The very first course was lobster and to make things entertaining we were tasked with choosing and catching our own from the Downing Street fishtank. Alex Daniels MP was the last to catch his and took several minutes aimlessly flapping around the tank with his lobster net. Eventually one of the chefs helped him lure the lobster into its entrapment.
“Outwitted by a lobster,” The Man whispered in my ear, to my great amusement.
“It’s lucky there are no lobsters on the Labour front bench,” I quipped back and was delighted to generate a laugh, subtly disguised behind a cough.
Alex was most gracious about it and laughed at his own clumsiness. He can relax, he knows that the Man trusts him, a Tory in Lib Dem trousers he poses no threat as he could never stand for the Tory leadership, and is therefore a useful, albeit useless, ally. If I were Prime Minister, of course, I’d make the lobster Treasury Secretary before I’d go anywhere near Alex Daniels.
We seated at the table, thirty of the most important and powerful people in the land and me. I was honoured beyond words to be in this company.
While we were awaiting the lobsters The Man stood up, raised his glass and proposed a toast. “This is a landmark moment in political history,” he said to cheers, “and the man responsible is with us today. I give you the Minister for Tiger Protection.” I rose and to a bow to a warm round of applause from everyone. I would go down in history The Man said.
There were over a dozen courses altogether, I lost count after the third or fourth starter.

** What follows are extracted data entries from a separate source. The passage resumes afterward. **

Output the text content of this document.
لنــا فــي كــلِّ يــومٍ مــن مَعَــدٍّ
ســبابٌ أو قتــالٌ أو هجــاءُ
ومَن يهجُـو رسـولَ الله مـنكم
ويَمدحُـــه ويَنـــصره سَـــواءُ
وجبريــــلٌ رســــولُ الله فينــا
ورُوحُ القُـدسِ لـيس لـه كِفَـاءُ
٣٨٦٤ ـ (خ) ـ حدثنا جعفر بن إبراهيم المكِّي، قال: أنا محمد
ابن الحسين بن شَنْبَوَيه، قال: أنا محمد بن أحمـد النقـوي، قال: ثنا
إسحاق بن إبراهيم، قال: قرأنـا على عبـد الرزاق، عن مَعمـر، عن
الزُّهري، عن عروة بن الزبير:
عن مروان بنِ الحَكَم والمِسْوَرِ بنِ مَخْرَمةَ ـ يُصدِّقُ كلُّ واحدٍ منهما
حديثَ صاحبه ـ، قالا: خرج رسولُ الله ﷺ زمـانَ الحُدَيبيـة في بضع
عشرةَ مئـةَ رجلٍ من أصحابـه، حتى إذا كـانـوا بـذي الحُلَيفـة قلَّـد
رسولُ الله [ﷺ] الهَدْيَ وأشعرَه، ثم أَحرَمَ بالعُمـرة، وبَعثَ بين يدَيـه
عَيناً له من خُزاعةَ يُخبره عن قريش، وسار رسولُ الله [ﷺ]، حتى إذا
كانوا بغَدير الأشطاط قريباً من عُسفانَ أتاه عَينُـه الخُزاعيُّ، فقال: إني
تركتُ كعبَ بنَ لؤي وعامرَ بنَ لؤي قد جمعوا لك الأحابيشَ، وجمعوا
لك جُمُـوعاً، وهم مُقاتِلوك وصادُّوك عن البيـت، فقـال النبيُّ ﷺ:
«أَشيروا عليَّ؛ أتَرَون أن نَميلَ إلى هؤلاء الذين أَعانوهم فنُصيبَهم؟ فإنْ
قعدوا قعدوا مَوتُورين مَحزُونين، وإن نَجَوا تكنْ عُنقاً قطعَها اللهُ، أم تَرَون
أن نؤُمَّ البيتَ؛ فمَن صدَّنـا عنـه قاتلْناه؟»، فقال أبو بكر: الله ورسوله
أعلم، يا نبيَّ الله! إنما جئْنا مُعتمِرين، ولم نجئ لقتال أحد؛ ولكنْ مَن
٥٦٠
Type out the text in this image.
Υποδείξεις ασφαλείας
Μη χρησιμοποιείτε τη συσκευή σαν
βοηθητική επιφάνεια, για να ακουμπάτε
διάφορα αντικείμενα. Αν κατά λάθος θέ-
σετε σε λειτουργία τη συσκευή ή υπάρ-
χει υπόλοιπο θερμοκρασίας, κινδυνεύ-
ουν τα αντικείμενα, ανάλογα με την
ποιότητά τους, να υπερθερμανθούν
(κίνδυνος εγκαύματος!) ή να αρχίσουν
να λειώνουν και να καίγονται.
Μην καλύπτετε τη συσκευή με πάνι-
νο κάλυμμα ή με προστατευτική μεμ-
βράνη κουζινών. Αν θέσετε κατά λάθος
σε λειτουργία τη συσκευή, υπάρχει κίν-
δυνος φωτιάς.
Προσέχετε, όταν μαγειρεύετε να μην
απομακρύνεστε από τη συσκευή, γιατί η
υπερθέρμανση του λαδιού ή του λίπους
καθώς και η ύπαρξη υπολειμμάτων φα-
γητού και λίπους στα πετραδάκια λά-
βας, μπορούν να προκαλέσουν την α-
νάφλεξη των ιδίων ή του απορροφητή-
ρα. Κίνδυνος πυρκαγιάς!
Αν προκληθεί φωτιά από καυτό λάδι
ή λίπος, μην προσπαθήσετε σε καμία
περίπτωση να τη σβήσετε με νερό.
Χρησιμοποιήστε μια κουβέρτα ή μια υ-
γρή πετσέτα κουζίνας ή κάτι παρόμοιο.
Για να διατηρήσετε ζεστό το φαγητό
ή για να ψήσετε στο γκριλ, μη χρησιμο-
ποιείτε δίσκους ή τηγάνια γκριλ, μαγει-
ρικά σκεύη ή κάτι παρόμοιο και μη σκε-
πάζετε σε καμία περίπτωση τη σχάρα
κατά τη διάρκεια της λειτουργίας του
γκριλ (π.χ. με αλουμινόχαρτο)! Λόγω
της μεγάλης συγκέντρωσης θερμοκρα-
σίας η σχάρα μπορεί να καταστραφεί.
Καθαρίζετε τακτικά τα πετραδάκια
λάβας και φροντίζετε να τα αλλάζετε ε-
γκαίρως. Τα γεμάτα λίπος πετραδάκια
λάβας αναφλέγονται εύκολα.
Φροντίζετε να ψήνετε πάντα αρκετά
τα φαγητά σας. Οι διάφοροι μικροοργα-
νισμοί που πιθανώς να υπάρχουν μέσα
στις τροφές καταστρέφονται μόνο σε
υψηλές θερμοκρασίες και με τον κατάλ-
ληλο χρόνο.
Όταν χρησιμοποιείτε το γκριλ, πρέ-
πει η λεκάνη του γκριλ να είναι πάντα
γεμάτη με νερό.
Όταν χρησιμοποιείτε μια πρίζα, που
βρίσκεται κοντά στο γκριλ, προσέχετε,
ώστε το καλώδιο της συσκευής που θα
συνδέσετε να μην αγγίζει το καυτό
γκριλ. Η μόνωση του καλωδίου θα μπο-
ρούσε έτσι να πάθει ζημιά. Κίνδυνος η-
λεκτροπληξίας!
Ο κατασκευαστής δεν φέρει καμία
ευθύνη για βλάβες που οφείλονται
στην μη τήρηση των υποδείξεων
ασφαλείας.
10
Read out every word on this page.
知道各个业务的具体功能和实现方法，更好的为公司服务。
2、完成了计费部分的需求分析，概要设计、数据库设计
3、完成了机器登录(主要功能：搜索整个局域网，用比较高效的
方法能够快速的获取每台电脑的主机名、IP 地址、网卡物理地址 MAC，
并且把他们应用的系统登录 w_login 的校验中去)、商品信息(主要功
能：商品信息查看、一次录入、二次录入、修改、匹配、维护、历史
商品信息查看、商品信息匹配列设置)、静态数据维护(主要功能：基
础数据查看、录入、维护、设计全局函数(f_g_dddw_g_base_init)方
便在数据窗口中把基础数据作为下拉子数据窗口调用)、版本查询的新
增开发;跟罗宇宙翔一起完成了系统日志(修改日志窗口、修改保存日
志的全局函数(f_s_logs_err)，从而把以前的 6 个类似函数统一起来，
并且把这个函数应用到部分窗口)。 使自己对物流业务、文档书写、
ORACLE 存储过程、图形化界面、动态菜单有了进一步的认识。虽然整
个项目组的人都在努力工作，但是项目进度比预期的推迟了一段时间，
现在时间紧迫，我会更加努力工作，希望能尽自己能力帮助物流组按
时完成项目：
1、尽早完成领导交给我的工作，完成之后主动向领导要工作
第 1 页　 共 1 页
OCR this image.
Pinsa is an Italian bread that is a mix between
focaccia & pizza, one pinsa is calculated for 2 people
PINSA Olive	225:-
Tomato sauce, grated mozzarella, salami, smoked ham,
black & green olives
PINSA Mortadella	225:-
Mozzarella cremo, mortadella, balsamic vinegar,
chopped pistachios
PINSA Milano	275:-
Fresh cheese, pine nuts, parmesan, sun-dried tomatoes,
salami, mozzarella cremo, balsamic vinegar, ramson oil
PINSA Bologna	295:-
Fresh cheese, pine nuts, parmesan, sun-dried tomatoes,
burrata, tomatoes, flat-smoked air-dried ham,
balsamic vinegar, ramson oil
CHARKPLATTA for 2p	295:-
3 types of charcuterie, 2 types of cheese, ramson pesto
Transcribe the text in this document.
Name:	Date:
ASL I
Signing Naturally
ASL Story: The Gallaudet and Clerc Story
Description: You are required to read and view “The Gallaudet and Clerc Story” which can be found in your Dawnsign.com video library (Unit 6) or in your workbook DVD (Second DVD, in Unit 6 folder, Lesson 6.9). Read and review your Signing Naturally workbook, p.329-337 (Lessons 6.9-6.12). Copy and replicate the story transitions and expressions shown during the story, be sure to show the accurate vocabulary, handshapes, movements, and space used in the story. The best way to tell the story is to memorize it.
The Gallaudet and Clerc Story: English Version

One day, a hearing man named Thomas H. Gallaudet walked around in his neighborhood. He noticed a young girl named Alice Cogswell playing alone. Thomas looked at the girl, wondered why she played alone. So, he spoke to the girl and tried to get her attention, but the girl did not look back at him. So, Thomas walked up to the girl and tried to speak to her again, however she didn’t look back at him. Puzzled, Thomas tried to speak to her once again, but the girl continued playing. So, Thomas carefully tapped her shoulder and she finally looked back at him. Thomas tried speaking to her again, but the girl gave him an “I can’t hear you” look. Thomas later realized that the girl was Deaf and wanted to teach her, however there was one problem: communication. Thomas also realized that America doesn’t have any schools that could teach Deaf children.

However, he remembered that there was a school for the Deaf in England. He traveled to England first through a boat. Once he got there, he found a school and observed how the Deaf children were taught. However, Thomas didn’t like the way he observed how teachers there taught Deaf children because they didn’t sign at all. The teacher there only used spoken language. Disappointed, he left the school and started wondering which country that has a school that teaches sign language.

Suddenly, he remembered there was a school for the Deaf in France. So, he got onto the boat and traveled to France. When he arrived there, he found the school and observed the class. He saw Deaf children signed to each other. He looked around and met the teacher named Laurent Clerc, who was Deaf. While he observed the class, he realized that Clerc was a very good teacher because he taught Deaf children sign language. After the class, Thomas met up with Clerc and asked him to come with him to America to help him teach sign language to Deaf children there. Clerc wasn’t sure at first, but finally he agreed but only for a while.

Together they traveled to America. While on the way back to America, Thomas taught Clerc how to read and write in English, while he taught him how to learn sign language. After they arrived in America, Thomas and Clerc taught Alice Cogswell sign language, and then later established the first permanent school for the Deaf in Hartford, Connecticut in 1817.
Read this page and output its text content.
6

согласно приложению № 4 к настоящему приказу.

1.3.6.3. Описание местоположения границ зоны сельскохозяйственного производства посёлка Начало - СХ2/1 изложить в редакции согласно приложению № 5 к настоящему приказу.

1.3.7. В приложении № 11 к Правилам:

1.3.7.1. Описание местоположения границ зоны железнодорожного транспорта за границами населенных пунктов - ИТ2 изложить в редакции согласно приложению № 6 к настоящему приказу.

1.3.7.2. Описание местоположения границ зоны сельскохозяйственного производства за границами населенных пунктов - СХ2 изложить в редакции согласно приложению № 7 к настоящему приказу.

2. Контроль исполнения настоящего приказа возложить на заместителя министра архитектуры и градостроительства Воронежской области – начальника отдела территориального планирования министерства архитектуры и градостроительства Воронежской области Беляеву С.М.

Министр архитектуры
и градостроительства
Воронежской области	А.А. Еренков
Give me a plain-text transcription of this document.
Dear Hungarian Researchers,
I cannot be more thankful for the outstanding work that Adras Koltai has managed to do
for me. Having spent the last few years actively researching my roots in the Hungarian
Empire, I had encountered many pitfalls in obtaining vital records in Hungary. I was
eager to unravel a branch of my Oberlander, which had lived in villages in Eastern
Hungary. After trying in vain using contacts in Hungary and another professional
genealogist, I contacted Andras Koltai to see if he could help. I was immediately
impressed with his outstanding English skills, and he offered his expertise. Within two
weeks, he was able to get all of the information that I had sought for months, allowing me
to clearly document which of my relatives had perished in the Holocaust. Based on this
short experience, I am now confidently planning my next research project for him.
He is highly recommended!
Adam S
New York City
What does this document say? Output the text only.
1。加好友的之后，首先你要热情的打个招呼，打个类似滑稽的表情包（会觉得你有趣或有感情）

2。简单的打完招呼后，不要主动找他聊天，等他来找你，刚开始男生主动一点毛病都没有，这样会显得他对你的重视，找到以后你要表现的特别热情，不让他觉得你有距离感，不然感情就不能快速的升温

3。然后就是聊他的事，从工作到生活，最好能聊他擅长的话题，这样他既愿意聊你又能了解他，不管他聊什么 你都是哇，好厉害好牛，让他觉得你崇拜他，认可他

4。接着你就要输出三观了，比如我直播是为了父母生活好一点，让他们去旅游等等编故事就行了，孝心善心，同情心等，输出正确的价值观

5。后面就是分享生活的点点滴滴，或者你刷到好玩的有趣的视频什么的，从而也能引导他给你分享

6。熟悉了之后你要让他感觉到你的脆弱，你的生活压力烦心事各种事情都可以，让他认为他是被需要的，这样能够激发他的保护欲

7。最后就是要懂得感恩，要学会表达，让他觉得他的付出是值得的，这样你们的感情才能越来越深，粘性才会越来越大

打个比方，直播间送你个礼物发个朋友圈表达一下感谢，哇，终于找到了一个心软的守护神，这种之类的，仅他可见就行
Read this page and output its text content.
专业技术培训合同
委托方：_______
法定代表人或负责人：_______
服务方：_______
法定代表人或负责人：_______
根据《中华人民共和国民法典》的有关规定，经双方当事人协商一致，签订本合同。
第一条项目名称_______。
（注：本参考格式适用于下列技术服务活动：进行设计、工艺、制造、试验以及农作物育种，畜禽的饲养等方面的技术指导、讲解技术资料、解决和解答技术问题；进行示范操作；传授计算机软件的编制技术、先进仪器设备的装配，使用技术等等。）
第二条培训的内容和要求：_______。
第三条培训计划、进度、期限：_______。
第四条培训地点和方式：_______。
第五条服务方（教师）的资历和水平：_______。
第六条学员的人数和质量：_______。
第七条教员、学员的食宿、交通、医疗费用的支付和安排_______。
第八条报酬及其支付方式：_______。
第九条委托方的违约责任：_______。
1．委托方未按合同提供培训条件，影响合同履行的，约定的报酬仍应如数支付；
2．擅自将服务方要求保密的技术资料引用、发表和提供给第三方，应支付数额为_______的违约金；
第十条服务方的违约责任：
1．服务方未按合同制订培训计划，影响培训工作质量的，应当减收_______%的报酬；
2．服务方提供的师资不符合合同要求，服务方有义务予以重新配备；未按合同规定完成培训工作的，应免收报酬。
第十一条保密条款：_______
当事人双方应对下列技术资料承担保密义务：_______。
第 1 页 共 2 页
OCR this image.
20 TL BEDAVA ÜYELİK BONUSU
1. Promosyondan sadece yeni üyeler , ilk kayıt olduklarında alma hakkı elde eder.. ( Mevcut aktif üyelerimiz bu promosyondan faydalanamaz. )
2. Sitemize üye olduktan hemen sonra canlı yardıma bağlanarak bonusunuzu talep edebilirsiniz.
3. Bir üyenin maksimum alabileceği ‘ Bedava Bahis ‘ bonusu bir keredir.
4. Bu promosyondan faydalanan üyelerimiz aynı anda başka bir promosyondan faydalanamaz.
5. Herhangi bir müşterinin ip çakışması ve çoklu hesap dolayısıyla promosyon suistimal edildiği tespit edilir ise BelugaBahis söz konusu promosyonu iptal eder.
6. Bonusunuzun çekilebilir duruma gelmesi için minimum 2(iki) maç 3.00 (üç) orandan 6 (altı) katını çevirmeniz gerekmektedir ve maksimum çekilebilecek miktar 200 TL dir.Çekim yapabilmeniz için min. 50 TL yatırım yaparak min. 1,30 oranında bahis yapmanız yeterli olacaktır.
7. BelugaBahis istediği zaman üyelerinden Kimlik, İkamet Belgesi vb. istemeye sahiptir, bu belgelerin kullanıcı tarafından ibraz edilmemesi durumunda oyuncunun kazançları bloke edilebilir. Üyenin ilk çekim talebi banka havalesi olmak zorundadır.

Midway through the dinner was interrupted for the entertainments, which included a troop of clowns, can-can dancers and a right wing comedian who mostly made jokes about the tiger eating Muslims. The Tories round the tabled laughed loudly at his act, though us Liberals were less comfortable. It’s all right to think it, but to say it out loud, in company!
I sat next to the Chancellor who was explaining how the Act had already made him a rich man, well, a richer man. He had used the Act’s powers to seize an acre of derelict land in Hounslow and had already sold it on to a Taiwanese investment company for £1.7 billion. “I’m almost as rich as The Man now,” he said, laughing happily.
“You’ve done well,” I said, “the ink’s hardly dry on the Act, that sort of deal usually takes months to finalise.”
He laughed as if I had told a great joke.
Towards the end of the evening The Man took me to one side and hinted strongly that a permanent post would be mine at the next reshuffle.
“What if the tiger isn’t caught by then?” I asked.
“Oh I expect it’ll be over any day now,” he said, “your period in government will be over, but don’t worry,” he put his hand on my shoulder and looked me in the eye, “you can trust me to ensure that you’re back in the government in no time.”
At the end of the night Buster had to be carried to the car, drunk as a Lord (and the Lords around the table were pretty sizzled I can tell you). My other guards were nearly as bad, it was lucky we didn’t come across the tiger on the way home.